When Reducing Low-Value Care in Hospital Medicine Saves Money, Who Benefits?
One emerging policy solution for deterring low-value care is to financially penalize physicians who prescribe it. However, physicians’ willingness to support such policies may depend on whether they perceive that benefits accrue to patients or to insurers and hospitals. We surveyed physicians practicing hospital medicine to evaluate the association between policy support and physician beliefs about who benefits from the money saved through reducing low-value services in hospital medicine. Overall, physicians believed that more of any money saved would go to profits and leadership salaries for insurance companies and hospitals and/or health systems rather than to patients. These beliefs were associated with policy support: 66% of those supporting physician penalties were more likely to believe that benefits accrue to patients or physicians, compared to 39% of those not supporting policies (P < 0.001). Our findings are consistent with a sense of healthcare justice, in which physicians are less likely to support penalties imposed on themselves if the resulting benefits accrue to corporate or organizational interests. Effective physician penalties will likely need to address the belief that insurers and provider organizations stand to gain more than patients when low-value care services are reduced.
© 2018 Society of Hospital Medicine
Statistical Analysis
We used a χ2 test and multivariable logistic regression analysis to evaluate the association between policy support and physician beliefs about who benefits from reductions in low-value care. A χ2 test and a Kruskal-Wallis test were also used to evaluate the association between other respondent characteristics and beliefs about who benefits from reductions in low-value care. Analyses were performed by using Stata version 14.1 (StataCorp, College Station, TX). Tests of significance were 2-tailed at an alpha of .05.
RESULTS
Compared with nonrespondents, the 187 physicians who responded (39% response rate) were more likely to be female (30% vs 26%, P = 0.001), older (mean age 41 vs 36 years old, P < 0.001), and practicing clinicians rather than internal medicine residents (87% vs 69%, P < 0.001).

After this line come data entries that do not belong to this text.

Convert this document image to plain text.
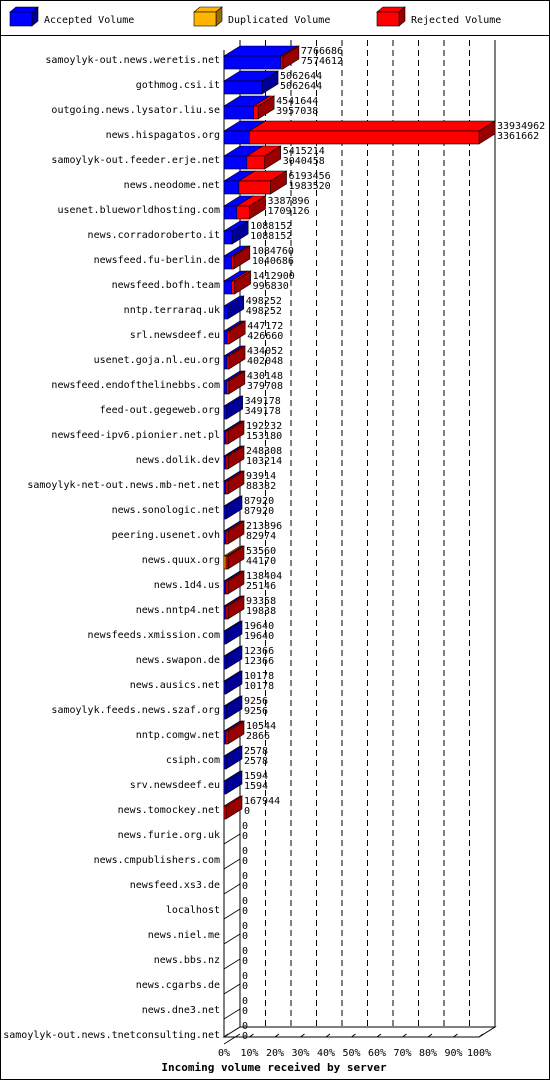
Accepted Volume	Duplicated Volume	Rejected Volume
samoylyk-out.news.weretis.net
gothmog.csi.it
outgoing.news.lysator.liu.se
news.hispagatos.org
samoylyk-out.feeder.erje.net
news.neodome.net
usenet.blueworldhosting.com
news.corradoroberto.it
newsfeed.fu-berlin.de
newsfeed.bofh.team
nntp.terraraq.uk
srl.newsdeef.eu
usenet.goja.nl.eu.org
newsfeed.endofthelinebbs.com
feed-out.gegeweb.org
newsfeed-ipv6.pionier.net.pl
news.dolik.dev
samoylyk-net-out.news.mb-net.net
news.sonologic.net
peering.usenet.ovh
news.quux.org
news.1d4.us
news.nntp4.net
newsfeeds.xmission.com
news.swapon.de
news.ausics.net
samoylyk.feeds.news.szaf.org
nntp.comgw.net
csiph.com
srv.newsdeef.eu
news.tomockey.net
news.furie.org.uk
news.cmpublishers.com
newsfeed.xs3.de
localhost
news.niel.me
news.bbs.nz
news.cgarbs.de
news.dne3.net
samoylyk-out.news.tnetconsulting.net
7766686
7574612
5062644
5062644
4541644
3957038
33934962
3361662
5415214
3040458
6193456
1983520
3387896
1709126
1088152
1088152
1084760
1040686
1412900
996830
498252
498252
447172
426660
434052
402048
430148
379708
349178
349178
192232
153180
248308
103214
93914
88382
87920
87920
213896
82974
53560
44170
138404
25146
93358
19838
19640
19640
12366
12366
10178
10178
9256
9256
10544
2866
2578
2578
1594
1594
167944
0
0
0
0
0
0
0
0
0
0
0
0
0
0
0
0
0
0
0
0% 10% 20% 30% 40% 50% 60% 70% 80% 90% 100%
Incoming volume received by server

Twenty-one percent reported that their personal compensation was tied to cost incentives.
Overall, respondents believed that more of any money saved from reducing low-value services would go to profits and leadership salaries for insurance companies and hospitals and/or health systems rather than to patients (panel A of Figure). Few respondents felt that the money saved would ultimately go toward physician compensation.
Sixty-six percent of physicians who supported penalties believed that benefits from reducing low-value care accrue to patients or physicians, compared to 39% among those not supporting penalties (P < 0.001). In multivariable analyses, policy support was associated with the belief that the money saved from reducing low-value services would accrue as benefits to patients or physicians rather than as salaries and profits for insurance companies or hospitals and/or health systems and their leaders (Table). There were no statistically significant associations between respondent age, gender, or professional status and beliefs about who benefits from reductions in low-value care.
DISCUSSION
Despite ongoing efforts to highlight how reducing low-value care benefits patients, physicians in our sample did not believe that much of the money saved would benefit patients.
This result may reflect that while some care patterns are considered low value because they provide little benefit at a high cost, others yield potential harm, regardless of cost. For example, limiting stress ulcer prophylaxis largely aims to avoid clinical harm (eg, adverse drug effects and nosocomial infections). Limiting telemetric monitoring largely aims to reduce costly care that provides only limited benefit. Therefore, the nature of potential benefit to patients is very different—improved clinical outcomes in the former and potential cost savings in the latter. Future studies could separately assess physician attitudes about these 2 different definitions of low-value services.
Our study also demonstrates that the more physicians believe that much of any money saved goes to the profits and salaries of insurance companies, hospitals and/or health systems, and their leaders rather than to patients, the less likely they are to support policies financially penalizing physicians for prescribing low-value services.
Our study does not address why physicians have the beliefs that they have, but a likely explanation, at least in part, is that financial flows in healthcare are complex and tangled. Indeed, a clear understanding of who actually benefits is so hard to determine that these stated beliefs may really derive from views of power or justice rather than from some understanding of funds flow. Whether or not ideological attitudes underlie these expressed beliefs, policymakers and healthcare institutions might be advised to increase transparency about how cost savings are realized and whom they benefit.
Our analysis has limitations. Although it provides insight into where physicians believe relative amounts of money saved go with respect to 6 common options, the study did not include an exhaustive list of possibilities. The response rate also limits the representativeness of our results. Additionally, the study design prevents conclusions about causality; we cannot determine whether the belief that savings go to insurance companies and their executives is what reduces physicians’ enthusiasm for penalties, whether the causal association is in the opposite direction, or whether the 2 factors are linked in another way.
Nonetheless, our findings are consistent with a sense of healthcare justice in which physicians support penalties imposed on themselves only if the resulting benefits accrue to patients rather than to corporate or organizational interests. Effective physician penalties will likely need to address the belief that insurers and provider organizations stand to gain more than patients when low-value care services are reduced.